In summary, GABA has long been the subject of rigorous research, and its health benefits have been proven through in vitro and in vivo experiments. Although circulating GABA has long been thought not to cross the blood-brain barrier, the permeability of GABA through the blood-brain barrier is still questioned due to conflicting evidence.

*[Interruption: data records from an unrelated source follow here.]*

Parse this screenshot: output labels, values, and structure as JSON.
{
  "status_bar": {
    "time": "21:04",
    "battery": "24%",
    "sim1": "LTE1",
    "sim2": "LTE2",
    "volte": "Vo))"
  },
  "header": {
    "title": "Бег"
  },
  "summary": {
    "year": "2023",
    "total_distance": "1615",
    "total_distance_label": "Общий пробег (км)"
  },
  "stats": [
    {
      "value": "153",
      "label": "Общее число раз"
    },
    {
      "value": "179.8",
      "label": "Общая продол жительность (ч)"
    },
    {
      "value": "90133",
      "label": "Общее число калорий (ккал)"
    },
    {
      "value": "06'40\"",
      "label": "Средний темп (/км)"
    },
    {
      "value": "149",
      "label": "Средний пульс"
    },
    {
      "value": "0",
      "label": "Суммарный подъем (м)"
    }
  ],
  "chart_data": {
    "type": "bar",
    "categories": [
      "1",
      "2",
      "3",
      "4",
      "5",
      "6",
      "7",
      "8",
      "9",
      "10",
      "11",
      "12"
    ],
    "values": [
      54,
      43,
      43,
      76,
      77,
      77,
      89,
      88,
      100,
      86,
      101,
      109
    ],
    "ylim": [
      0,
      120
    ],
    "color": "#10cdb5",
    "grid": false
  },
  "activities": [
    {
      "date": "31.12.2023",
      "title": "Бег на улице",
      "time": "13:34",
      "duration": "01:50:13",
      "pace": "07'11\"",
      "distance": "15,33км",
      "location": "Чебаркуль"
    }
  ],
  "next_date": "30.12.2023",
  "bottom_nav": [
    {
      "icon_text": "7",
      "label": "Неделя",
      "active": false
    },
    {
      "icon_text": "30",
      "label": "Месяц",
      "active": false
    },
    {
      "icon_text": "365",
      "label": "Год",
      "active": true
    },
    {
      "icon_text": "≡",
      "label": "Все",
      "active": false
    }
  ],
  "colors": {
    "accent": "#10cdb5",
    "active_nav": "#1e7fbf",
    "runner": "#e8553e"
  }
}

Recent research has shown that GABA may be a potent mediator of the gut-brain axis, as it is circulating and brain levels are regulated by the microbiota, and that changes in GABA levels and microbiota composition play a role in modulating mental health. Generally, GABA is present at trace concentrations in the bloodstream. Recent studies have suggested that circulating GABA is mainly attributed to the gut microbiota. Several studies have isolated GABA-producing bacteria from the human gut such as Lactobacillus , Bifidobacterium , and Bacteroides , and from fermented foods, such as Lactobacillus , Streptococcus , Leuconostoc , and Weisella . In addition to probiotics, non-typical prebiotic food factors, such as Aspergillus- and Penicillium-derived enzymes, have been shown to stimulate increased abundance of probiotics and GABA production in the gut. Dietary supplementation with probiotics and probiotic-rich products improves cognitive function in patients with neurological disorders; alleviates anxiety, depression, and stress; and increases circulation and brain GABA availability. In addition to GABA, a dominant GABA-containing brain peptide, homocarnosine, has recently been shown to be a possible downstream mediator of GABA in the gut-brain axis. Currently, there is limited information on the relationships between homocarnosine, gut microbiota, and brain function. Therefore, it is of great importance to further investigate this issue as this information may help to clarify how the gut microbiota and GABA-homocarnosine metabolism play a role in brain function.